Sanofi researchers aim to rebalance immune and inflammatory responses that drive systemic, chronic diseases.
Sanofi scientists are committed to helping people who are suffering from immune, autoimmune, and inflammation disorders that have long eluded treatment. By combining molecular, clinical, and real-world data, our R&D teams are gaining new ground in precision immunology. They apply deep knowledge of disease and an array of technologies to investigate common pathways in systemic diseases (e.g. asthma, atopic dermatitis) and peripheral inflammatory diseases (e.g. rheumatoid arthritis), as well as autoimmune challenges in type 1 diabetes and cancer.
Immunology & Inflammation Pipeline
Deepening Leadership in Type 2 inflammatory diseases
Inflammatory diseases such as asthma, atopic dermatitis (eczema), chronic rhinosinusitis with nasal polyps, eosinophilic esophagitis, and some environmental allergies are driven by excessive type 2 inflammation. Sanofi R&D teams are studying how to calm this response without compromising the body's ability to fight infection.
Sanofi continually generates new insights that could make a difference in the lives of patients with type 2 inflammatory diseases. For example, our collaboration with Regeneron centers on substances produced by white blood cells called interleukins, which can trigger a vicious cycle of inflammation and infection. In clinical studies, researchers are evaluating whether blocking two specific interleukins can potentially dial down inflammation and interrupt the cycle in many of these diseases.
With the addition of Principia Biopharma to the R&D community, Sanofi is also investigating other aspects of the type 2 pathway, such as mast cells (a type of white blood cell) and enzymes called tyrosine kinases. Using Tailored Covalency® technology, our teams are targeting these substances with the goal of restoring balance in the type 2 immune response and quality of life in patients.
Matching every patient to the right medicine is paramount. Precision immunology researchers at Sanofi are rising to this challenge by generating highly detailed molecular and cellular views of immune conditions. This gives them deep insights into the precise mechanisms of disease and variation between individual patients. Using single-cell genomics, genetics, and proteomics, Sanofi R&D teams are creating molecular profiles of both disease models and patients participating in clinical studies. This enables them to track the activity of genes and proteins in different cell types and observe how they change depending on the conditions and treatments at various times.

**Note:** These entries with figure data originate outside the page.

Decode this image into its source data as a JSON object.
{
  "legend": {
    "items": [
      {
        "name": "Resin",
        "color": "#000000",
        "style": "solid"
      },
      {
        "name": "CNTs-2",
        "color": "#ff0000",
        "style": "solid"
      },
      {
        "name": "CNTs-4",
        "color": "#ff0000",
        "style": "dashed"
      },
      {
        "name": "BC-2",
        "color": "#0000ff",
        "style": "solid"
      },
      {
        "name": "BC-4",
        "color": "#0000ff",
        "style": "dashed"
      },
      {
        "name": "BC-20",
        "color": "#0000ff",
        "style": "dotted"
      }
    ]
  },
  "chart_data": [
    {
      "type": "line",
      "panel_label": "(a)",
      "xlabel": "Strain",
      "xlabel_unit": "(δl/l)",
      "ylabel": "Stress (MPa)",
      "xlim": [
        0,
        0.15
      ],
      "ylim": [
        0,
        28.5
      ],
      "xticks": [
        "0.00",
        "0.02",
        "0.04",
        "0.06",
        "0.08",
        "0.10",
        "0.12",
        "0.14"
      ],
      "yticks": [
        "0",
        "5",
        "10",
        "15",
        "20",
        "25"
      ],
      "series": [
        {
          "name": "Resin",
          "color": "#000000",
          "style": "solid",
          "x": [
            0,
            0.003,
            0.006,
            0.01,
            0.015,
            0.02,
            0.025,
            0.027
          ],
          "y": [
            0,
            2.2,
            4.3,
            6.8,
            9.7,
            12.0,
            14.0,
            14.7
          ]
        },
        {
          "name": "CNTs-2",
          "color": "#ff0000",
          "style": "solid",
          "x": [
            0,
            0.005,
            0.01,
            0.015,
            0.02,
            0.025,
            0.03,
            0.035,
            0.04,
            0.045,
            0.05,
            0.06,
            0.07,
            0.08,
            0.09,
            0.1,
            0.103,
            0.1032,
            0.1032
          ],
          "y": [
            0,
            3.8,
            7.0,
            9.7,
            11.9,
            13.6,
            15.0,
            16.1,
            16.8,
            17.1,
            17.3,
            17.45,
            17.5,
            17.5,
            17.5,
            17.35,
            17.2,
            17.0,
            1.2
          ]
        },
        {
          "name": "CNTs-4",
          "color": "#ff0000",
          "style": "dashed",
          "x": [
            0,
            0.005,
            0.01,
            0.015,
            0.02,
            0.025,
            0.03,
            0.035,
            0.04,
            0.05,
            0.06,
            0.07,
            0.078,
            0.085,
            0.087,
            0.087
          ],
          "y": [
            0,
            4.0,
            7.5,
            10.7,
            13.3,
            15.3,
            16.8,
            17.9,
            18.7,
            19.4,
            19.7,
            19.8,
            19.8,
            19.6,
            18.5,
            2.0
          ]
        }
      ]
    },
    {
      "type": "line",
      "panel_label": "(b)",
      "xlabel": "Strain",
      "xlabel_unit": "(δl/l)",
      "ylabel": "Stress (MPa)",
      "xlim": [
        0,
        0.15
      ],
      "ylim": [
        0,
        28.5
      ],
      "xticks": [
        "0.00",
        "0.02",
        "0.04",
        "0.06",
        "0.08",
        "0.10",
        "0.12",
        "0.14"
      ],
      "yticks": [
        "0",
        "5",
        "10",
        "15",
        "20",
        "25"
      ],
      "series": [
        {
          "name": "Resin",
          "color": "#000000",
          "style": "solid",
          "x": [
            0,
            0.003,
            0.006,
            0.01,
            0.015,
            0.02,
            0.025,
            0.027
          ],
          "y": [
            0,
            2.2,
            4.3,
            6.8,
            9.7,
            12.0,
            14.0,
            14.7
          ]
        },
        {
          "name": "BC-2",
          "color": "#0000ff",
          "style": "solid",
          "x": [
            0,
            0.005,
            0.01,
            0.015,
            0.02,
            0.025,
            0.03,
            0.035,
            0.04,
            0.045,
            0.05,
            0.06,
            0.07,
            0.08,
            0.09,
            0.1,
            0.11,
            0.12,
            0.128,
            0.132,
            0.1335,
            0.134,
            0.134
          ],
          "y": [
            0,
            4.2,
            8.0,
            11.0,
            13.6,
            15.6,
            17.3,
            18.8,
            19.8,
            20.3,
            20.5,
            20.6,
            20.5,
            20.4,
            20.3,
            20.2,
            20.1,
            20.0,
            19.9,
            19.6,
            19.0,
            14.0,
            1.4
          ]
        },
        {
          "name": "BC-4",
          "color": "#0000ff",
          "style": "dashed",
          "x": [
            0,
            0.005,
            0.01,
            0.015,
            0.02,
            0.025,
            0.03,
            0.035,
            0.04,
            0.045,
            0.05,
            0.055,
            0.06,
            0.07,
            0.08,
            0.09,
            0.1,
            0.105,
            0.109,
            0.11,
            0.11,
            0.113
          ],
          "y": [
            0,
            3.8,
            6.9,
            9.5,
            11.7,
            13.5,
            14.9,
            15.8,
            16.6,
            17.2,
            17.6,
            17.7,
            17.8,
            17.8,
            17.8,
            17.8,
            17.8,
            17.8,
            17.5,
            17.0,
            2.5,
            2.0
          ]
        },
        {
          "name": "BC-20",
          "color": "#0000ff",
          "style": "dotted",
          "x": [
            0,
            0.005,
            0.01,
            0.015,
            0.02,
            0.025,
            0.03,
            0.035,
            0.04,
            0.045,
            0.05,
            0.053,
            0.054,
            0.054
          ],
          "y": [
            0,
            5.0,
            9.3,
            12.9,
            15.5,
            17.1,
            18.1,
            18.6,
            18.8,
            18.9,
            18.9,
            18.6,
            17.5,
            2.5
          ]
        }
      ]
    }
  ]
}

Scientists who specialize in bioinformatics, disease biology, and AI apply advanced analytics to this information–combined with real-world data about patient health–to reveal patterns and discover meaningful connections. This approach is empowering Sanofi researchers to discover targets for new, more precise therapeutics, and to reposition medicines already approved for use. It is also helping them identify biomarkers that can guide how patients are assigned to different groups in clinical studies.
Some cancer patients respond well to cancer immunotherapy drugs called immune checkpoint blockades, only later to experience an autoimmune adverse event – a situation that has become common in the oncology community. Armed with a deep understanding of how checkpoint inhibitors block immune pathways to facilitate an anti-tumor response, Sanofi researchers are studying how to modulate these same pathways for patients with autoimmune disease. Their goal is to restore the delicate balance between protective immune responses and destructive autoimmunity.
Achieving this goal will help Sanofi develop therapeutics that induce a state of permanent remission in patients with autoimmune and inflammatory diseases.
Complement System: Immunology & Rare Blood Disorders
The complement system is composed of more than 30 proteins that act in concert to destroy invading pathogens. Faulty coordination in this system can lead to immune attacks on healthy cells. In immune thrombocytopenia, platelets come under attack; in cold agglutinin disease (CAD), red blood cells are the target. In the complement system, a cascade of tightly coordinated events triggers the assembly of a membrane attack complex, which bursts bacteria; the ingestion of bacteria by white blood cells; and inflammation in the surrounding tissue. To address diseases like immune thrombocytopenia and CAD, Sanofi researchers are investigating a protein called C1s in one of the pathways that initiates this cascade. Blocking C1s inhibits the cascade on one pathway, but it leaves the others intact so they may continue to detect pathogens.
Chronic Inflammatory Diseases
In some chronic inflammatory diseases, two types of T-helper immune cells (Th1/17) can trigger several types of inflammation, leading to a hyperactive immune system that attacks healthy tissues. To calm this immune response, Sanofi scientists are studying substances involved in dysregulation of Th1/17 cells, and investigating potential new therapies using multi-specific antibodies and small-molecule drug discovery platforms.